Specifically, The Estate of Nicholas Adam Blakely, By and Through Michele Wilson, as Personal Representative v. Stetson University, Inc., WL 17997526 (Fla. 5th DCA 2022), involved the tragic death of a young man who played football at Stetson University. As described in the written appellate opinion, the young man pulled himself out of an afternoon football practice complaining to an assistant athletic trainer that he felt dizzy and that his chest felt tight. Although the trainers continued to monitor his symptoms on the sidelines, after approximately 45 minutes the young man collapsed. Thereafter, university employees attempted various emergency medical procedures in an unsuccessful effort to revive him. The young man was transported to the hospital where, sadly, he died.
The trial court found that the two identical releases signed by the young man were sufficiently clear to bar claims brought against the university arising from his death after participating in the football practice. On appeal, however, one of the arguments focused on whether the language in the releases that the young man signed were sufficient to be enforceable. The appellate court determined it was not. Although the entirety of the written releases are unable to be reproduced here, the particular language that the court focused on is set out below. Specifically, the appellate court placed emphasis on the following:
On its face, it sounds complete. But is it? In its analysis of the language included in the releases, the appellate court began by expressing that
[A]n exculpatory clause purports to deny an injured party the right to recover damages from a person negligently causing his injury. They are disfavored in the law because they relieve one party of the obligation to use due care and shift the risk of injury to the party who is probably least equipped to take the necessary precautions to avoid the injury and bear the risk of loss. Such claims are strictly construed against the party seeking to be relieved of liability.

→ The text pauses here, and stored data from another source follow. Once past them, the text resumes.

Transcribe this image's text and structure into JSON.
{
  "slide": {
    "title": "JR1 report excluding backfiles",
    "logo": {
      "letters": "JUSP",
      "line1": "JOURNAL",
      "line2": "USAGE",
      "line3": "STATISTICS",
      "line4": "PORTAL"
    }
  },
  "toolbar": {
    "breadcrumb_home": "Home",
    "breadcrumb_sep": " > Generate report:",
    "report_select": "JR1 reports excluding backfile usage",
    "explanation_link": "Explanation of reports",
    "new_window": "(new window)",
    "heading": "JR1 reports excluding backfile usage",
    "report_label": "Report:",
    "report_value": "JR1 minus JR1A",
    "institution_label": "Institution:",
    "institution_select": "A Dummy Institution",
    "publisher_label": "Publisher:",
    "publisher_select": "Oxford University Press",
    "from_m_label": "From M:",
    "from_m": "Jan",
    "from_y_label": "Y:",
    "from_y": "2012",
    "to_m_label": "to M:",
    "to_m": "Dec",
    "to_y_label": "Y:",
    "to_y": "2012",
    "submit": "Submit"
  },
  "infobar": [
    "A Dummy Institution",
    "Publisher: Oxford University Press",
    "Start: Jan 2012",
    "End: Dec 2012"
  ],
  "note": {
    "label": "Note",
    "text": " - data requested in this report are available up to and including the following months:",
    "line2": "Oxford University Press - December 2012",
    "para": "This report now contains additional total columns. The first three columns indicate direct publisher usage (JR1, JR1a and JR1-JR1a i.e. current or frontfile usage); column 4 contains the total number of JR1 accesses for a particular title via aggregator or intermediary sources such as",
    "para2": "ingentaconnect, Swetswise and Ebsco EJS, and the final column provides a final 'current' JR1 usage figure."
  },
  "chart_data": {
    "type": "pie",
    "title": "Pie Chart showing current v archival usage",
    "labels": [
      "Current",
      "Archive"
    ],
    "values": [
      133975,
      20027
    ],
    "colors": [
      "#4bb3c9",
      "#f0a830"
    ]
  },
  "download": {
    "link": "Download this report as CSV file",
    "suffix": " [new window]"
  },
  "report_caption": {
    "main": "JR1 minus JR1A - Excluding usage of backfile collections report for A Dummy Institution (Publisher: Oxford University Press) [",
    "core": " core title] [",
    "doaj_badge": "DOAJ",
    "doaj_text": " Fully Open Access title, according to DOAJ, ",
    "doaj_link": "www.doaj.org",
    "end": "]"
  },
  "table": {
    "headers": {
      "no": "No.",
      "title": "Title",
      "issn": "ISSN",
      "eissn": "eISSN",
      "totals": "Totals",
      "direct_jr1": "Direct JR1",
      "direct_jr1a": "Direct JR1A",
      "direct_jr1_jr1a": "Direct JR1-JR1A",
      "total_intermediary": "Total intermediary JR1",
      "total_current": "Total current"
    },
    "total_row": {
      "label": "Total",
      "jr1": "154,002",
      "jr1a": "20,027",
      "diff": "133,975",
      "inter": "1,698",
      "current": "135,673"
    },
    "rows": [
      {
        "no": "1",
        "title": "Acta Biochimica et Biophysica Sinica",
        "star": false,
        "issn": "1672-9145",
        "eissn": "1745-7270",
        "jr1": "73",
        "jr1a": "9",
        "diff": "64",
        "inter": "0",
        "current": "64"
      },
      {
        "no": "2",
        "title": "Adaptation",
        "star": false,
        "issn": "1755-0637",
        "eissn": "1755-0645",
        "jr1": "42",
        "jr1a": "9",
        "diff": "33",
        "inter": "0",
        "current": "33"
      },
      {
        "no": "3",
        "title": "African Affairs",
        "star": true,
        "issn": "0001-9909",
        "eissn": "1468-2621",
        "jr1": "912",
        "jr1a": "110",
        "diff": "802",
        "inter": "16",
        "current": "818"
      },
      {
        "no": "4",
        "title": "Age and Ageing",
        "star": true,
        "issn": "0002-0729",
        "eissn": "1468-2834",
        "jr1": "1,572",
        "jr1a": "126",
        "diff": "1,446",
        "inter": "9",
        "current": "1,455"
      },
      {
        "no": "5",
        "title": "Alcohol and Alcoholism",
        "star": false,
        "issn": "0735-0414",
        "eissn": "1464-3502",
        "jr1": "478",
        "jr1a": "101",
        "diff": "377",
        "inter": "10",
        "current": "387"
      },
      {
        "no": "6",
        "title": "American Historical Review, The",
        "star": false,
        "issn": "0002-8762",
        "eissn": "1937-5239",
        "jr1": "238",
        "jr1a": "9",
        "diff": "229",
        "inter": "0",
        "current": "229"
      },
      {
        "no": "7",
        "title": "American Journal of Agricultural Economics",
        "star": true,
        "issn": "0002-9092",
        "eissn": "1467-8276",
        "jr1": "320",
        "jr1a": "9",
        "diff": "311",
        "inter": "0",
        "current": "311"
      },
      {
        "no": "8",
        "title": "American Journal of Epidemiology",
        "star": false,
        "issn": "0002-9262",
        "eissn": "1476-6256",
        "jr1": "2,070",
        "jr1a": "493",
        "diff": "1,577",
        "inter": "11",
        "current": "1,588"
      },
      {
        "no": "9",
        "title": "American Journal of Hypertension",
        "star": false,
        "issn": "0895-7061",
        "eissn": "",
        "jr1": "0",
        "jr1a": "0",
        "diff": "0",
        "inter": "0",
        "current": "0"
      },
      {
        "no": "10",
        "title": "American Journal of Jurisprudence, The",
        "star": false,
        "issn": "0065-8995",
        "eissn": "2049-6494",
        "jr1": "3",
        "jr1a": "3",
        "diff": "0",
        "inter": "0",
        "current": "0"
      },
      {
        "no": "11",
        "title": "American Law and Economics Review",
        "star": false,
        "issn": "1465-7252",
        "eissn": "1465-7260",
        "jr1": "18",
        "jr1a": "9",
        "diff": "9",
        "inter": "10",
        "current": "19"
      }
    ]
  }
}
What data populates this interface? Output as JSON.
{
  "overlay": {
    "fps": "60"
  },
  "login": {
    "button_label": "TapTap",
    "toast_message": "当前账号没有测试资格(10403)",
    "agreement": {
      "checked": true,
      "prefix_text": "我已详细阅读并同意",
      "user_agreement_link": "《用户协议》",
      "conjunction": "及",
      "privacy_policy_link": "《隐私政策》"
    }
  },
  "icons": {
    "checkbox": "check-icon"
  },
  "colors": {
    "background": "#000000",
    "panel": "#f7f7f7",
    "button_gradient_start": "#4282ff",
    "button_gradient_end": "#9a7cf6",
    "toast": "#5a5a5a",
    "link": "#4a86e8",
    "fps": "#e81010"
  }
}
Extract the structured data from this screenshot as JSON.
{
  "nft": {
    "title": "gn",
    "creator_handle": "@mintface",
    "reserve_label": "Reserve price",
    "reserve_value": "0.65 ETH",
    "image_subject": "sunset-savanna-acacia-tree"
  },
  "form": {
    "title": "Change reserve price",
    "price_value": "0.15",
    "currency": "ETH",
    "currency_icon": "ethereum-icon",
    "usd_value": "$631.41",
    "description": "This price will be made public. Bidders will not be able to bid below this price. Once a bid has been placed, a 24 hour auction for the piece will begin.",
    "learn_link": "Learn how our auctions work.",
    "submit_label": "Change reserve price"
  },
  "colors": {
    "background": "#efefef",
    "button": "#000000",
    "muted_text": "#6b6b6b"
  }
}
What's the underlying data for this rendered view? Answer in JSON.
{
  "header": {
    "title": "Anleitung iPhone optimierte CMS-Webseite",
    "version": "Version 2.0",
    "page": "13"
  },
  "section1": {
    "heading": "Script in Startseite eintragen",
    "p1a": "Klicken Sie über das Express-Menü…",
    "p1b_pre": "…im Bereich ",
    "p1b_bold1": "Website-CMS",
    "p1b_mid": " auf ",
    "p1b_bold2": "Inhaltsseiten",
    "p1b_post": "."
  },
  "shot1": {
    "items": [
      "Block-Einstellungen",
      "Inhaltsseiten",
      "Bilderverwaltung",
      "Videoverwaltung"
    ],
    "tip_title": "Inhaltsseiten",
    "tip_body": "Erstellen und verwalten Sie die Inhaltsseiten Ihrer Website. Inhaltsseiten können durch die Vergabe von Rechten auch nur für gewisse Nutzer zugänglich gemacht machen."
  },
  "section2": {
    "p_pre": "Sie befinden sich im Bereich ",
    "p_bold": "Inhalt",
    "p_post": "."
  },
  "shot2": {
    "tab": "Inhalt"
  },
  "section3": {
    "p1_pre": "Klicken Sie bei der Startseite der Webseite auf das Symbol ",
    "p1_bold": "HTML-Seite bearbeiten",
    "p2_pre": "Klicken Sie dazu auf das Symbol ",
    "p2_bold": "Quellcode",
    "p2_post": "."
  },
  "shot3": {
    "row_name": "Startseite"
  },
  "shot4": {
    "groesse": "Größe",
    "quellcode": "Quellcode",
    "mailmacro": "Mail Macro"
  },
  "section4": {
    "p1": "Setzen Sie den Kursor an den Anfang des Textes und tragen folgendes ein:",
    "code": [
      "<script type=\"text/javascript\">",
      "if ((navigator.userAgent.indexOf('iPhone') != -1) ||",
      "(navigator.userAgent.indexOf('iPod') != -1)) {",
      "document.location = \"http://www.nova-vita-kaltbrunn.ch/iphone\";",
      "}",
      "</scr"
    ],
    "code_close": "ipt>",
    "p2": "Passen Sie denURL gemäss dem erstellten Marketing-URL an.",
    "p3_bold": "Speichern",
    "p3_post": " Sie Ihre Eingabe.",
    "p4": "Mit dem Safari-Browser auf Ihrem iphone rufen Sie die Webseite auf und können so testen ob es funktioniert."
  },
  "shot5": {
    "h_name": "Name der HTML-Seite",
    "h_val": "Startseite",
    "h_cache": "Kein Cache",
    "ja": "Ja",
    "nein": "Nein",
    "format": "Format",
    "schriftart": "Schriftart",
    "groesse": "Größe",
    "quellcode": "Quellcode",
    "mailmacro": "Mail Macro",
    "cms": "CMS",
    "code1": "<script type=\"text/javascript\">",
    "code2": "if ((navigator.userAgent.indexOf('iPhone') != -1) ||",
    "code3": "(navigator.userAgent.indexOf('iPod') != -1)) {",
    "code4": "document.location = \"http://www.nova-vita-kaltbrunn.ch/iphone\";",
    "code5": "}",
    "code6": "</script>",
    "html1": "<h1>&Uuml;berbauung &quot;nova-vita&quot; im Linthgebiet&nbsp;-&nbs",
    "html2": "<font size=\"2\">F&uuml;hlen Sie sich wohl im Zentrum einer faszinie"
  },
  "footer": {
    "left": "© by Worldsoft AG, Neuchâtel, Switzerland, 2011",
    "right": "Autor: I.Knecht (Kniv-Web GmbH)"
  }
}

Thus, exculpatory clauses are enforceable only where and to the extent that the intention to be relieved from liability is made clear and unequivocal. The wording must be clear and understandable that an ordinary and knowledgeable person will know what he is contracting away (quoting UCF Athletics Ass’n, v Plancher, 121 So. 3d 1097, 1101 [Fla. 5th DCA 2013]).
Unlike the trial court, the appellate court took issue with the language contained within the releases because the release forms
Accordingly, the appellate court determined that the foregoing supported a determination that the releases were not clear and unambiguous. So, what does the appellate court’s decision mean for exculpatory clauses as related to an association’s release? It means that associations need to review the language in such exculpatory clauses with counsel to assist in aligning the language with the thinking of the court. For example:
If you are in doubt as to the exculpatory language included in your association’s release, do not wait until a homeowner or guest is injured, or possibly worse, to discover that the language is not appropriate for protecting the association from liability. In light of this most recent opinion, you should discuss with your association’s legal counsel when there would be a good opportunity to review and amend such release of liability and hold harmless agreements.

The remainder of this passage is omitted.